神戸市取り戻し政策

 神戸市は人口152万人の大都市であるが、地方に行くと、人口は神戸市ほどではないが、街並みを見ると神戸市よりも立派な都市に遭遇することが少なくない。これは、神戸市は大阪に隣接しているため、神戸市内で発生する需要が、大阪市にかなり漏出していることが原因であるに違いない。 そのため、神戸の都心は、人口の割に官庁や企業などのオフィスが少なく、見た目が不相応に貧弱になっている。

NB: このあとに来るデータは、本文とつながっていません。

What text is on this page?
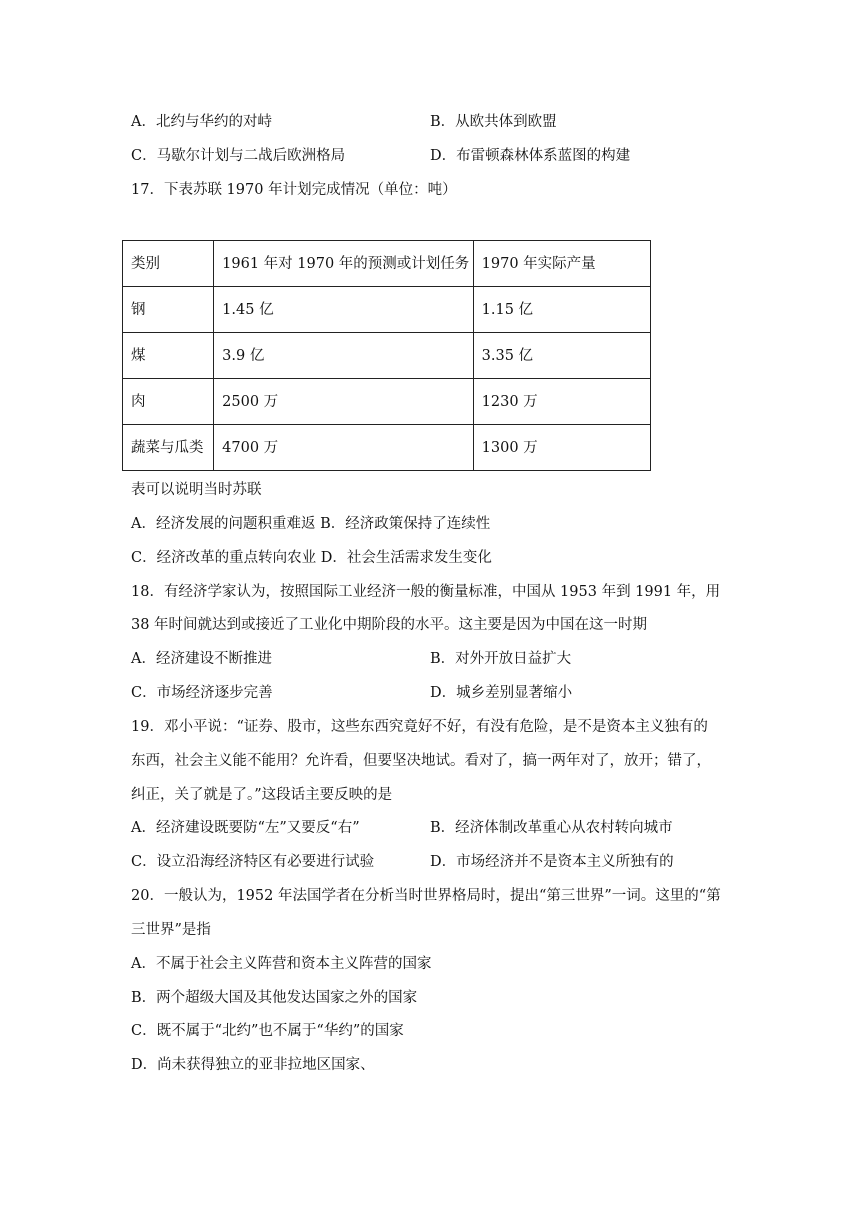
A．北约与华约的对峙	B．从欧共体到欧盟
C．马歇尔计划与二战后欧洲格局	D．布雷顿森林体系蓝图的构建
17．下表苏联 1970 年计划完成情况（单位：吨）
类别	1961 年对 1970 年的预测或计划任务	1970 年实际产量
钢	1.45 亿	1.15 亿
煤	3.9 亿	3.35 亿
肉	2500 万	1230 万
蔬菜与瓜类	4700 万	1300 万
表可以说明当时苏联
A．经济发展的问题积重难返 B．经济政策保持了连续性
C．经济改革的重点转向农业 D．社会生活需求发生变化
18．有经济学家认为，按照国际工业经济一般的衡量标准，中国从 1953 年到 1991 年，用
38 年时间就达到或接近了工业化中期阶段的水平。这主要是因为中国在这一时期
A．经济建设不断推进	B．对外开放日益扩大
C．市场经济逐步完善	D．城乡差别显著缩小
19．邓小平说：“证券、股市，这些东西究竟好不好，有没有危险，是不是资本主义独有的
东西，社会主义能不能用？允许看，但要坚决地试。看对了，搞一两年对了，放开；错了，
纠正，关了就是了。”这段话主要反映的是
A．经济建设既要防“左”又要反“右”	B．经济体制改革重心从农村转向城市
C．设立沿海经济特区有必要进行试验	D．市场经济并不是资本主义所独有的
20．一般认为，1952 年法国学者在分析当时世界格局时，提出“第三世界”一词。这里的“第
三世界”是指
A．不属于社会主义阵营和资本主义阵营的国家
B．两个超级大国及其他发达国家之外的国家
C．既不属于“北约”也不属于“华约”的国家
D．尚未获得独立的亚非拉地区国家、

 神戸市の戦略として、外部から神戸市に人を呼び込むことに力を入れるのはもちろんであるが、神戸から発生している需要の外部への漏出を取り戻すことに真剣に取り組むべきだ。神戸市民の需要は、神戸市内で処理できるように考えなければならない。つまり、需要の囲い込みである。

 この需要の囲い込みは、近年、周辺都市でも積極的に行っているように見える。姫路市明石市などの駅前の再開発、西宮北口のガーデンズなど、従来は、神戸市の都心が担っていた商業機能を自前で賄うようになってきており、これが神戸市の地盤沈下に拍車をかけている。だから、神戸市は、これらの動きに対して対策を講じなければならない。

 方策の一つは、神戸の広域的機能の強化である。神戸市の優れた広域交通機能を活かして業務や商業の高度化を図り、周辺都市では提供できないような、高度な需要に応じられるようになることである。そのためにも、早期に三宮再開発を完成させなければならない。

 もう一つは、神戸から大阪に流出している需要の流出の防止と囲い込みである。

 では、どういう分野で需要の漏出が発生しているだろうか。雇用の面で、大阪で働き、神戸に住んでいるような場合。消費の面で、大阪のデパートで買い物をする場合。娯楽や文化の面で、神戸には適当な会場がなく、コンサートやエンターテイメントは大阪へ行くことが多い。交通の面で、新幹線では、接続の不便さから新神戸駅よりも新大阪駅が利用されることが多い。海外旅行については、神戸空港の運用が制限されているため、関西国際空港を利用せざるを得ない。このように、あらゆる分野で需要の漏出が生じている。

 これら、神戸市内で生じる需要を取り戻す観点から、神戸市は政策を考えるべきだ。